The State charged Mr. Chambers with burglary of a dwelling, aggravated assault of Mr. Blair, and attempted second-degree murder of Ms. Radway.[1] The information charging Mr. Chambers with these offenses alleged that he was armed with a gun and included language to support an enhanced penalty under the 10-20-life statute. See § 775.087(2), Florida Statutes (2002). Specifically, based upon the bullet wound to Ms. Radway's leg, the information alleged that Mr. Chambers possessed a firearm, discharged that firearm, and caused great bodily harm to Ms. Radway.

The jury found Mr. Chambers not guilty of the burglary and the aggravated assault of Mr. Blair. Thus, those offenses play no role in our analysis. As to the charge of attempted second-degree murder of Ms. Radway, the jury received instructions and a verdict form that included several lesser-included offenses. In addition to the charged crime, the jury was given the option of finding Mr. Chambers guilty of six other lesser offenses, listed here in the order they appeared on the verdict form: attempted manslaughter, aggravated battery, aggravated assault, felony battery, battery, and assault. On the verdict form, the charged offense and the next three offenses (attempted manslaughter, aggravated battery, and aggravated assault) were each followed immediately by three *447 subheadings that asked the jury whether Mr. Chambers possessed a firearm, discharged that firearm, and caused great bodily harm to Ms. Radway while committing that offense. The remaining crimes— felony battery, battery, and assault—are crimes that do not permit enhancement under the 10-20-life statute, see § 775.087(2)(a)(1)(a-r), and thus they appeared on the verdict form without any subheadings. To assist the reader, Appendix A of this opinion reproduces that portion of the verdict form related to attempted second-degree murder and the various lesser offenses; the italicized text, not part of the original verdict form, explains the potential punishments for each offense based upon the applicable statutes.

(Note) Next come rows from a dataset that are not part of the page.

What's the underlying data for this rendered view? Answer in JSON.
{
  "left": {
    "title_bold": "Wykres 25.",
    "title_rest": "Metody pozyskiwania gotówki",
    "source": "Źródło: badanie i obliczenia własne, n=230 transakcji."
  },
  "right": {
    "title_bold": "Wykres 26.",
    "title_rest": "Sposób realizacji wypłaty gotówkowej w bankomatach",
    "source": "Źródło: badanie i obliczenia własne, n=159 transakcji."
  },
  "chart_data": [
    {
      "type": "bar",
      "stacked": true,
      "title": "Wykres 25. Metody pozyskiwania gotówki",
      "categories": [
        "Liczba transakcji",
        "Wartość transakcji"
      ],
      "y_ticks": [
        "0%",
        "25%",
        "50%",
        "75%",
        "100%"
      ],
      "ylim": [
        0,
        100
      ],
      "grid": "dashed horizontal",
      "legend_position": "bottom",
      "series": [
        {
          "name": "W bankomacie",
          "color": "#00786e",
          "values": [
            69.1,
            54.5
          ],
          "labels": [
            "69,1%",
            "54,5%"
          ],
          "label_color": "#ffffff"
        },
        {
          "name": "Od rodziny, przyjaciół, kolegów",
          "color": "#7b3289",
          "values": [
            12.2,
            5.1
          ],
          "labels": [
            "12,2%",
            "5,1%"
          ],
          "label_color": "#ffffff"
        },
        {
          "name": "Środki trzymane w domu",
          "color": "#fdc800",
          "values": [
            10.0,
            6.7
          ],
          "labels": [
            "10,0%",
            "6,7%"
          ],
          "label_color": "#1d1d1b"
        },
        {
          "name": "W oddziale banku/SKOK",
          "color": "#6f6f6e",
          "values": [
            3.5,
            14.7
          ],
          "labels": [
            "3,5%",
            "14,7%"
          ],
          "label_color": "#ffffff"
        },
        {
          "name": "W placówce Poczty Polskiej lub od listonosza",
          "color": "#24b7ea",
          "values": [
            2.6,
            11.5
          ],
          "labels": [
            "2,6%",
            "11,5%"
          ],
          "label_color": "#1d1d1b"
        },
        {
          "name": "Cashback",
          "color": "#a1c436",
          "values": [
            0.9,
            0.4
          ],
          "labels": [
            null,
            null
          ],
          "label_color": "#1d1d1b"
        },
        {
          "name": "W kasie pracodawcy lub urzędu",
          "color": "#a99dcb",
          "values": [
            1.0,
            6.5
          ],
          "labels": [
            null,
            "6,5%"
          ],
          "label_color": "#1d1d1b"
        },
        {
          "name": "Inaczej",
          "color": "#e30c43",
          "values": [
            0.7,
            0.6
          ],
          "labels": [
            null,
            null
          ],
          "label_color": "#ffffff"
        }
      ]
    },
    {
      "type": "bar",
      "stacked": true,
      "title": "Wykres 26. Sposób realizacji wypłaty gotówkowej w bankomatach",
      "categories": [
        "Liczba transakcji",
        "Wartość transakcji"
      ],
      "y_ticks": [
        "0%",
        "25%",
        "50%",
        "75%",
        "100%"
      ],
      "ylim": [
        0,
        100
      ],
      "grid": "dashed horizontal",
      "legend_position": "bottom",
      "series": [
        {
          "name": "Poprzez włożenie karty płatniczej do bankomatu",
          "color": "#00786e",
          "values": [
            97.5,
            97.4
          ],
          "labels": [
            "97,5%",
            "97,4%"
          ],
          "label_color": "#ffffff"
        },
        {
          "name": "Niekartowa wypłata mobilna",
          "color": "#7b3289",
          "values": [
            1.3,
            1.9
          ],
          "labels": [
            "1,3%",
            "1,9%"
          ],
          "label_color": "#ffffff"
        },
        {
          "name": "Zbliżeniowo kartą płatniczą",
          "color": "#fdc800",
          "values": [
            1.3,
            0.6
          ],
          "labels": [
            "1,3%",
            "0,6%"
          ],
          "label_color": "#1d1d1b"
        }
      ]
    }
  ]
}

The jury convicted Mr. Chambers of aggravated assault and found that he discharged his firearm resulting in great bodily harm to Ms. Radway. For this offense, he was sentenced to twenty-five years' imprisonment, which was the mandatory minimum term pursuant to section 775.087(2)(a)(3).[2]

It is undisputed that aggravated assault is not a necessary lesser-included offense to attempted second-degree murder and that based upon the allegations in the information in this case it was not a permissive lesser-included offense. See Sanders, 944 So.2d at 206 (explaining that necessary lesser-included offenses are those in which the statutory elements of the lesser offense are always subsumed within those of the charged offense; permissive lesser-included offenses are those involving facially distinct elements, but the facts alleged in the accusatory pleadings are such that the lesser offense cannot help but be perpetrated if the greater offense has been); see also Blandin v. State, 916 So.2d 969, 971 (Fla. 2d DCA 2005) (stating, "a jury instruction on a permissive lesser included offense is only permitted if the elements of the lesser offense are alleged in the information and there is proof of those elements at trial"). If Mr. Chambers' counsel had objected, this instruction should not have been given. However, Mr. Chambers' trial counsel did not object to this instruction.

If one considers the evidence and the verdict form, trial counsel would appear to have had a reasonable basis to make such a tactical decision.